A muster point is a key piece to any emergency plan. It should be well-known and clearly marked to provide an easy location during an emergency. It is usually marked either by a sign, or marked on the exterior of a location by a symbol that has four arrows pointing inward towards a central dot. Within the building or workstation, the evacuation maps should indicate the muster point as well as the evacuation route.

In larger buildings, there may be multiple muster points, with each area of the building having its own dedicated point. Typically, each is either divided by floor, department, or organization to prevent stampeding and congestion during an evacuation. Each muster point should have a safety officer or safety chief responsible for managing the affairs of the muster point during an emergency until the situation is all clear.

Why a Muster Point?

The idea of having a muster point in the first place is to provide a spot for making sure everyone is accounted for during an emergency. Rather than having people run off in random directions, having a strategic place to meet allows the safety officer to quickly provide a roll-call or attendance of those at the muster point by using an inventory list of all the people in the building, which is included in the emergency plan. By quickly rolling through the list, the safety officer can then notify emergency crews about missing persons, as well as get details about the locations and possibilities of any hazards of those people in a much more efficient manner. Some offices and workplaces use a buddy system to account for missing people, since it can be easy to miss someone in a large workplace. That way, if someone is sick or at a business meeting, their buddy will be able to alert the safety officer without creating a false alarm. (Muster points are often used in a fire. Learn more in Office Safety: Knowing Fire Safety Can Save Your Life.)

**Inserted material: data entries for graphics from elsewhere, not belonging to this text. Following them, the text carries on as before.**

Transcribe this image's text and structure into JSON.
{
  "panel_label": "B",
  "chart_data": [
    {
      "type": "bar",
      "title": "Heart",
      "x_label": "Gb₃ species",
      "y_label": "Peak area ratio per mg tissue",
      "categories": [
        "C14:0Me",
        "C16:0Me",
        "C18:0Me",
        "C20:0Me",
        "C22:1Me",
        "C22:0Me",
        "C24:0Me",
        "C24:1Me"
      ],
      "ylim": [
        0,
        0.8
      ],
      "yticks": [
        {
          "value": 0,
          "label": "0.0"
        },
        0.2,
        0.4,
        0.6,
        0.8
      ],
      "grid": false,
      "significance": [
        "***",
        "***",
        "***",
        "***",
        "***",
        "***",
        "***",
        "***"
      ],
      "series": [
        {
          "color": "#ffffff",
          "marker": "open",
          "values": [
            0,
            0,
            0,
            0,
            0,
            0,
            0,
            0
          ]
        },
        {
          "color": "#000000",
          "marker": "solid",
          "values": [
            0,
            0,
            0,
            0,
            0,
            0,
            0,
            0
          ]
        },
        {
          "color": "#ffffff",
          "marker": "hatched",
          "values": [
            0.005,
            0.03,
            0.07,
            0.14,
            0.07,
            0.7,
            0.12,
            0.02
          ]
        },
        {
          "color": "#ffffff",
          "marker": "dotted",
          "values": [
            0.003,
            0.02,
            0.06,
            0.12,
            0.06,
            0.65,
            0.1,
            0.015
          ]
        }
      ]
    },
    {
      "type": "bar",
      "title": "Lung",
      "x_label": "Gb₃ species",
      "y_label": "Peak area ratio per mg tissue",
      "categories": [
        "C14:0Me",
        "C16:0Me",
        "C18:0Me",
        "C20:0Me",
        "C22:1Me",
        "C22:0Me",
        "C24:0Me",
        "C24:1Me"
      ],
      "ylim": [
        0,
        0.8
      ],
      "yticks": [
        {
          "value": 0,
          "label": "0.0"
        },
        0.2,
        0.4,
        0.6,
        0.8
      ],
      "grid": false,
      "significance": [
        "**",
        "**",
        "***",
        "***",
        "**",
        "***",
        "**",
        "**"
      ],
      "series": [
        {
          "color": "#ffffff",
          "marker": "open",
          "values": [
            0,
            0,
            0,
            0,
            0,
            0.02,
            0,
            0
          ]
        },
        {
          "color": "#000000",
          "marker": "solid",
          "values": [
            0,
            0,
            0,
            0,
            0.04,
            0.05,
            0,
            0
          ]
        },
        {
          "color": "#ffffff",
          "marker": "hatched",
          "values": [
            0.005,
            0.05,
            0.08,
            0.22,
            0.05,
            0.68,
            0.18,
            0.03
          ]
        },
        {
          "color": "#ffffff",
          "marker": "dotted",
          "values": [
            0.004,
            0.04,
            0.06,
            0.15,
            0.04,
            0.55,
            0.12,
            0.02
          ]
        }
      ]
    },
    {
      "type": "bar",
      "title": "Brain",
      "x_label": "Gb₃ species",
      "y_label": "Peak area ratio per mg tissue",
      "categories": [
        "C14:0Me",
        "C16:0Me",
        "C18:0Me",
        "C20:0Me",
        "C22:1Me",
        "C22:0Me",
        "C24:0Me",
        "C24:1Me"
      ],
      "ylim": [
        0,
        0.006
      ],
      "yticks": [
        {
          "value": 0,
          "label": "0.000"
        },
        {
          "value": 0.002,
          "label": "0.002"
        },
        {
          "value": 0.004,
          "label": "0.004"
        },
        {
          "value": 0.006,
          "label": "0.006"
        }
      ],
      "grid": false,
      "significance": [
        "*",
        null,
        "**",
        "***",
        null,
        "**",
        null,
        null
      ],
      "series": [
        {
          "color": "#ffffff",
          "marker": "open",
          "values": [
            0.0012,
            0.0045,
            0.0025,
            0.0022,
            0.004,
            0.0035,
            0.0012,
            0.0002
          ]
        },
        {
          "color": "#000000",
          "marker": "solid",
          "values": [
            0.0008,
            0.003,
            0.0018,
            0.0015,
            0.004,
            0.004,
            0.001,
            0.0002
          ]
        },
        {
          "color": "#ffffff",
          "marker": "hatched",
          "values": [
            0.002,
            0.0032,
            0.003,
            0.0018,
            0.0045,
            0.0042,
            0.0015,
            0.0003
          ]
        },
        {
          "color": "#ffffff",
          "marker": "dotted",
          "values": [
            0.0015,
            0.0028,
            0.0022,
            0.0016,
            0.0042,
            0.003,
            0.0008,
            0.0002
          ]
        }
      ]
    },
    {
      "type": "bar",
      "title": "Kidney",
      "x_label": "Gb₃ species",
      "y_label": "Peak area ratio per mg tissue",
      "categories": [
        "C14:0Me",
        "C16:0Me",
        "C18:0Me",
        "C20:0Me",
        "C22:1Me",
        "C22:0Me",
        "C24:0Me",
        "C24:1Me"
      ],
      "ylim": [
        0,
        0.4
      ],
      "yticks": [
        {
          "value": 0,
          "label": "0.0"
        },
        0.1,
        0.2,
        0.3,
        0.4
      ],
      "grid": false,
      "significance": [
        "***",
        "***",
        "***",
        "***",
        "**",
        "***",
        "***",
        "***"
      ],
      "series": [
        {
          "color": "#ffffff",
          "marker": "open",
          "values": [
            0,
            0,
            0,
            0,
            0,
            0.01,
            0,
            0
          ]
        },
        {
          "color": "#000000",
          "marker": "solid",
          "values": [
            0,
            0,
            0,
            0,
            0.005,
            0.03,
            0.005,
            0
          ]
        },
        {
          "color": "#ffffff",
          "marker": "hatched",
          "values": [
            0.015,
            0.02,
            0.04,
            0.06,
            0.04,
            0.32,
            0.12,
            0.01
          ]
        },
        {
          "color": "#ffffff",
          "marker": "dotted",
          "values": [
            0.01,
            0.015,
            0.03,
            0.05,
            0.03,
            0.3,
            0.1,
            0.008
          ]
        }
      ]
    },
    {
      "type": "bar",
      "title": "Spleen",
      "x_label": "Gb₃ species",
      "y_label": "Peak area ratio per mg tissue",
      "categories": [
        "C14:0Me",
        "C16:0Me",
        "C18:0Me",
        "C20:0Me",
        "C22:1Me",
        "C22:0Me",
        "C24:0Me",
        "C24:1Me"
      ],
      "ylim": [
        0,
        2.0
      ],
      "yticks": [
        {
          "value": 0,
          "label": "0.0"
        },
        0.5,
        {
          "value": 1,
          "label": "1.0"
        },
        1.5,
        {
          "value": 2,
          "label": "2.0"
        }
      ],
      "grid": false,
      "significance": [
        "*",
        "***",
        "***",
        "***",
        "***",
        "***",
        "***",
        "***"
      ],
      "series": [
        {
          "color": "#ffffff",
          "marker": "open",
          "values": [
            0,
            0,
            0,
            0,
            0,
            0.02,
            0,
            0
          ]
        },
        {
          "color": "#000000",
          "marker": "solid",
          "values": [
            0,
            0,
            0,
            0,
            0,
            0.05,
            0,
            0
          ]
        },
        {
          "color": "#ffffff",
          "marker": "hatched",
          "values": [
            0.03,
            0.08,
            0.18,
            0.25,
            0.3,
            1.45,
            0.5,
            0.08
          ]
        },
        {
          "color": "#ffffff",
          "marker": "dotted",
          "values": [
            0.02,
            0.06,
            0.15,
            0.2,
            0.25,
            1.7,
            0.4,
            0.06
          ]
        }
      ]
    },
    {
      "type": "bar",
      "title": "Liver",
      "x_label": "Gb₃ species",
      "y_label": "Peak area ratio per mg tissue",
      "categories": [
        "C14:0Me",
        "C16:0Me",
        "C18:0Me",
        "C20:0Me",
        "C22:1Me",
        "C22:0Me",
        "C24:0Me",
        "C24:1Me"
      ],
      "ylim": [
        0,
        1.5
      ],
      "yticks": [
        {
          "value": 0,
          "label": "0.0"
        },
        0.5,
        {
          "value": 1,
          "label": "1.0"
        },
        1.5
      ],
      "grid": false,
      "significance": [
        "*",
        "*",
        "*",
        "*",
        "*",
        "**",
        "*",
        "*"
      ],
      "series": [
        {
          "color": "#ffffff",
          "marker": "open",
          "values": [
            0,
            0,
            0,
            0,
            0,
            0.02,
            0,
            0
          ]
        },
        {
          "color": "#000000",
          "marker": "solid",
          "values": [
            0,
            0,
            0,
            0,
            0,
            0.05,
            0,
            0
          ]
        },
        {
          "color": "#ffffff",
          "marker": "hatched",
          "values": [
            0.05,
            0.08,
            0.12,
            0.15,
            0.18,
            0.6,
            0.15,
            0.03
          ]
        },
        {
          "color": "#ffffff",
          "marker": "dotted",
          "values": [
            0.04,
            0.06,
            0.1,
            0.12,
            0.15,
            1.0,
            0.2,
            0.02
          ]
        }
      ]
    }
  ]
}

How to Choose a Muster Point

There are many things to consider when choosing a muster point. First, it should be an easily accessible location close to the building that is not impeded by other hazards. Having a muster point on the other side of a busy highway, for example, can cause increased hazards for people during an evacuation or an emergency. The muster point must also be large enough to accommodate the number of people assigned to that point, so as not to overcrowd or constrict movement should a blowout or secondary emergency occur. For example, some places use a large open parking lot as a muster point. The muster point should also be far enough away from any other immediate dangers, so in the event of an emergency, groups of people are not put into hazardous areas. This could include areas near things such as streams, hazardous trees, fences, or other obstacles. As with any safety concern, using common sense goes a long way. The muster point should be in a place that is safe from harm and easy to get to. If the muster point is subject to a lot of distraction and interference, then the safety officer will be unable to control the crowd, and communication efficiency can be reduced.

When it comes to choosing a specific muster point, picture your own office or workplace. Where are the potential hazards? Would you want to have a meeting place beside these potentially hazardous locations? To get an idea of where the muster point should be, think of the safest locations that are free from hazards, and that have good lighting, then make your evacuation plans accordingly. Use your common knowledge, and get input and feedback from your crew to ensure that everyone has a say regarding the potential threats of the proposed muster point. You should also consider all your options before adjusting or finalizing your plan.

Review Your Muster Points Regularly

Given that the terrain and neighborhoods we work in constantly change, it is important to review existing muster points to ensure that new hazards have not developed, such as electrical interference possibilities, roadways and other dwellings. Doing this on an annual basis, or as part of safety review when there is a significant change, will ensure emergency preparedness and a good muster point in the event of an emergency. To stay ahead of the game, try an emergency drill to see how well your muster points work.